JudyJiang picture JudyJiang · Mar 3, 2014 · Viewed 17.2k times · Source

I'm using some NLP libraries now, (stanford and nltk) Stanford I saw the demo part but just want to ask if it possible to use it to identify more entity types.

So currently stanford NER system (as the demo shows) can recognize entities as person(name), organization or location. But the organizations recognized are limited to universities or some, big organizations. I'm wondering if I can use its API to write program for more entity types, like if my input is "Apple" or "Square" it can recognize it as a company.

Do I have to make my own training dataset?

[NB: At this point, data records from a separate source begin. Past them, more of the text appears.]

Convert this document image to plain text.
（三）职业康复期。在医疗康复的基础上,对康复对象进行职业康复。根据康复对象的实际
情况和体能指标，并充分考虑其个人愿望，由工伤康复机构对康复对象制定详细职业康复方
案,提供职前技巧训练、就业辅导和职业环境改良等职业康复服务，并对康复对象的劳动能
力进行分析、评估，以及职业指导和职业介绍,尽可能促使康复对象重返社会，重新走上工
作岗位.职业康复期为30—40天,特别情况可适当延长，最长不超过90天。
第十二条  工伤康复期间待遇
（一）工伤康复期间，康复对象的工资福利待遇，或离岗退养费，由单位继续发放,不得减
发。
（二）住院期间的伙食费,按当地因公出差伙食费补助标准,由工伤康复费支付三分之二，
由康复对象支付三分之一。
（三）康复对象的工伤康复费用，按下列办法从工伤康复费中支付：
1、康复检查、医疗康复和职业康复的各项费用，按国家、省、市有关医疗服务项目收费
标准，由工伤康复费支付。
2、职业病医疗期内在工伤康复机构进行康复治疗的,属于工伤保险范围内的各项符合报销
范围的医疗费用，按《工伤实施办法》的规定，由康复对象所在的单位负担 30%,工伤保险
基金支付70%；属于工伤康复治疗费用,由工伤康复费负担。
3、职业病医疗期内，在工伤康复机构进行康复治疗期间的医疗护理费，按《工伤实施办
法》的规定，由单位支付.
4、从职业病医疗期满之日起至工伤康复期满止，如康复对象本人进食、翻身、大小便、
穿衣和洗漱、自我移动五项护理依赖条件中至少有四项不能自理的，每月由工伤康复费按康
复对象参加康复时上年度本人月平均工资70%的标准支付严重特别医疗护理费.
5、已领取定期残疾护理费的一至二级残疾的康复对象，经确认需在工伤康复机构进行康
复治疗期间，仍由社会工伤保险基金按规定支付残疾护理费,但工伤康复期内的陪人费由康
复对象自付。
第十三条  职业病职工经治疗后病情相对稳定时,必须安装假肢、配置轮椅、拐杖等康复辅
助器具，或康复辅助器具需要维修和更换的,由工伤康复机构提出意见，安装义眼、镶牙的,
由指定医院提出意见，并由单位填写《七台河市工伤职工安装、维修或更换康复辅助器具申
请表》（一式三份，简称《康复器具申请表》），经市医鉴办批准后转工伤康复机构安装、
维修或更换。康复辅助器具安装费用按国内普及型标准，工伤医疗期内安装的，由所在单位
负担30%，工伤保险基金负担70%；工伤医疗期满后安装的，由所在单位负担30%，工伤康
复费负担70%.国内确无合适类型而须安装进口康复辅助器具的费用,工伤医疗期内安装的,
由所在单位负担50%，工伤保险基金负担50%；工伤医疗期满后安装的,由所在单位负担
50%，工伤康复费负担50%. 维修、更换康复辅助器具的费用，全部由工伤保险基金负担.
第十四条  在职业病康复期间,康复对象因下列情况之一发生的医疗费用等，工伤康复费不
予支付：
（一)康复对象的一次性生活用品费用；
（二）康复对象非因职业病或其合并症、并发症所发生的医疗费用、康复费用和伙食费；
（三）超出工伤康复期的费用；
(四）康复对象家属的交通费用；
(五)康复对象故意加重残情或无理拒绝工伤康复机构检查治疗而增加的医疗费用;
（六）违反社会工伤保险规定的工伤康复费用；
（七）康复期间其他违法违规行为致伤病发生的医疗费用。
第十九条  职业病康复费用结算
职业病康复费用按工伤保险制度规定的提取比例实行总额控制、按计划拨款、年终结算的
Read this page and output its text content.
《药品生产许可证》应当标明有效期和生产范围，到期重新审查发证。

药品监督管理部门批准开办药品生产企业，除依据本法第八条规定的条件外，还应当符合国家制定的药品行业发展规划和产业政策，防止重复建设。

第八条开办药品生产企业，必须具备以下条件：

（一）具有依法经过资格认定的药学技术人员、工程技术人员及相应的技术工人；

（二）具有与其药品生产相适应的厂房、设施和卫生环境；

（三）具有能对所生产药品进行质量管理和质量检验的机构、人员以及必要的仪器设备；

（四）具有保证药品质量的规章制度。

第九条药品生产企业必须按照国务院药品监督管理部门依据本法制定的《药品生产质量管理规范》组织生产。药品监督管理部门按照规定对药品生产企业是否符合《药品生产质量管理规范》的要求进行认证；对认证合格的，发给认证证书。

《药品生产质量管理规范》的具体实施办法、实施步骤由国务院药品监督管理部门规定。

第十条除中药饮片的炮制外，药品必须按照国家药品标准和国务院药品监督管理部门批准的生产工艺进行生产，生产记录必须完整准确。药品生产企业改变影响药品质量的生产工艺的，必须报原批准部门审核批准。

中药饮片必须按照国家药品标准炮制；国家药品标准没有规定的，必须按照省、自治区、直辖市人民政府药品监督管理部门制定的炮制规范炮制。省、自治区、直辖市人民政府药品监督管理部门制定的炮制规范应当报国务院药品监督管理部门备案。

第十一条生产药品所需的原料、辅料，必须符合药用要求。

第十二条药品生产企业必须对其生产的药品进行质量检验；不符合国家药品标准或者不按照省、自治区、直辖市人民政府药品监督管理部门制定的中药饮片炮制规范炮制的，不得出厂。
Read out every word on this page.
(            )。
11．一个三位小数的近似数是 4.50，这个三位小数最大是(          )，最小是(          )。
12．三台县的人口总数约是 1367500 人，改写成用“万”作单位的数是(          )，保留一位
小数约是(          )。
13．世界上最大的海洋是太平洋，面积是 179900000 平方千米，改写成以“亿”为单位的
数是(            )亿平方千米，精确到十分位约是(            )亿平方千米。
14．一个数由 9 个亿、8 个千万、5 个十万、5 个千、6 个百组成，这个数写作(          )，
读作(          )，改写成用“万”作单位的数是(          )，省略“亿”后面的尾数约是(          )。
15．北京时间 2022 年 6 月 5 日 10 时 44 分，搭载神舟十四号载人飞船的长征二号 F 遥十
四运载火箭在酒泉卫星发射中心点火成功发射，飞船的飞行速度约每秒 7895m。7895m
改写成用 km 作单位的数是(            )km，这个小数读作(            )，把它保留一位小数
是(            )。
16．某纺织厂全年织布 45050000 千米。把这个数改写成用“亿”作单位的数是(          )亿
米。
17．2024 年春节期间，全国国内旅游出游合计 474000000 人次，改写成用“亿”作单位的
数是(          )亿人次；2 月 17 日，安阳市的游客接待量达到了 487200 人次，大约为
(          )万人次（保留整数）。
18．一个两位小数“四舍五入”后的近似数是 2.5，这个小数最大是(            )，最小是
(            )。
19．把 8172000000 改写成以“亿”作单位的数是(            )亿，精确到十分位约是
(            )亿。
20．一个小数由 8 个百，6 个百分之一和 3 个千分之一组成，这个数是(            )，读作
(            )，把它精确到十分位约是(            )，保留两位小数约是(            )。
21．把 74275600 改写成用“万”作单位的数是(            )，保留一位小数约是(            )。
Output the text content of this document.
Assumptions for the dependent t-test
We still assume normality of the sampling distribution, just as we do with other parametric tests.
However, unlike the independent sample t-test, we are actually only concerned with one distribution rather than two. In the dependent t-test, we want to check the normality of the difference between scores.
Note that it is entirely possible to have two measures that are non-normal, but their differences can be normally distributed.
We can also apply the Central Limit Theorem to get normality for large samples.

Further more, if I ever want to extract entities and their relationships between each other, I feel I should use the stanford dependency parser. I mean, extract first the named entities and other parts tagged as "noun" and find relations between them.

Am I correct.

Thanks.

Answer

mbatchkarov picture mbatchkarov · Mar 4, 2014

Yes, you need your own training set. The pre-trained Stanford models only recognise the word "Stanford" as a named entity because they have been trained on data that had that word (or very similar words according to the feature set they use, I don't know what that is) marked as a named entity.

Once you have more data, you need to put it in the right format described in this question and the Stanford tutorial.